Germany’s flag carrier airline Lufthansa said Thursday it plans to slash 10,000 more jobs in the country as part of its cost-cutting measures amid the protracted travel slump due to the coronavirus pandemic.
Despite a major downsizing in its workforce already, Lufthansa plans to cut around 10,000 full-time positions in Germany or lower personnel costs to a comparable extent.
The group wants to achieve this through voluntary redundancies or part-time work solutions, Lufthansa Chief Financial Officer Remco Steenbergen said while presenting the quarterly figures.
He referred to ongoing negotiations with the pilot union and the ground crew on the new regulations that are supposed to kick in next year.
However, Steenbergen also said: "We are preparing for layoffs."
These measures could be implemented at the beginning of next year, he added.
Lufthansa had already cut around 24,000 full-time positions worldwide, which corresponds to around 25,700 employees.
The majority was accounted for by the catering subsidiary LSG, whose European business was sold to the Gategroup.

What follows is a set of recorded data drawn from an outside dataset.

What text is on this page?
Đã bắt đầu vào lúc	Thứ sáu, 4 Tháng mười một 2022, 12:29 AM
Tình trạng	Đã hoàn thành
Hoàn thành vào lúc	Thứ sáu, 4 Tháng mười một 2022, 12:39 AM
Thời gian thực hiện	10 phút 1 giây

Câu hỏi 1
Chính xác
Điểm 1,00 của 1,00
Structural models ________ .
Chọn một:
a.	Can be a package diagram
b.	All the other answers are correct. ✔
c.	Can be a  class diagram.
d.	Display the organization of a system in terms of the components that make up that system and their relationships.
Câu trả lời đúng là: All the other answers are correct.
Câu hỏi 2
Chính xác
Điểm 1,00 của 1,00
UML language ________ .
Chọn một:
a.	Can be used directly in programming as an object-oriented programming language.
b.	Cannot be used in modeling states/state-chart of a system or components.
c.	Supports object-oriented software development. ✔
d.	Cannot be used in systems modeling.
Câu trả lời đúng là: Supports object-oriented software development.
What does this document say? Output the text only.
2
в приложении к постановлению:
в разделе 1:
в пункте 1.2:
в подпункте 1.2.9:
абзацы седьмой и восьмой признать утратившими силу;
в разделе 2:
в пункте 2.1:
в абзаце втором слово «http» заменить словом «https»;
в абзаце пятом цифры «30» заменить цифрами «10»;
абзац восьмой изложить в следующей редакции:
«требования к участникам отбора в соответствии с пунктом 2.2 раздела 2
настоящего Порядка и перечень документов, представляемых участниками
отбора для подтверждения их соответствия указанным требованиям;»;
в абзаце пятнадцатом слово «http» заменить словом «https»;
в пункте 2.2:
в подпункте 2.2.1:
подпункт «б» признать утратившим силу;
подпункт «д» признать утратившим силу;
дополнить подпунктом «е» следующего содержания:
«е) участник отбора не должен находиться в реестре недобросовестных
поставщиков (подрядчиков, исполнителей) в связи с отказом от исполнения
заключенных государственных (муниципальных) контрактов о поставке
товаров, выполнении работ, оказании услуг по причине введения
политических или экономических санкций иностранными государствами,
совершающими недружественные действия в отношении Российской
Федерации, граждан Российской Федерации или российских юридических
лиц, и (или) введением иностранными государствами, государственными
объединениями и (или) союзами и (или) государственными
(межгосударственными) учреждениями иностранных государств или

In Germany, the number of full-time positions dropped by 8,000 to 52,200, mostly as a result of fluctuations.
Outside of Germany, around 16,000 jobs were slashed in the same period.
Around 110,000 people are still currently being employed by Lufthansa worldwide.
Lufthansa has been hit hard by the coronavirus crisis, forcing it last year to seek a €9 billion bailout from the German government.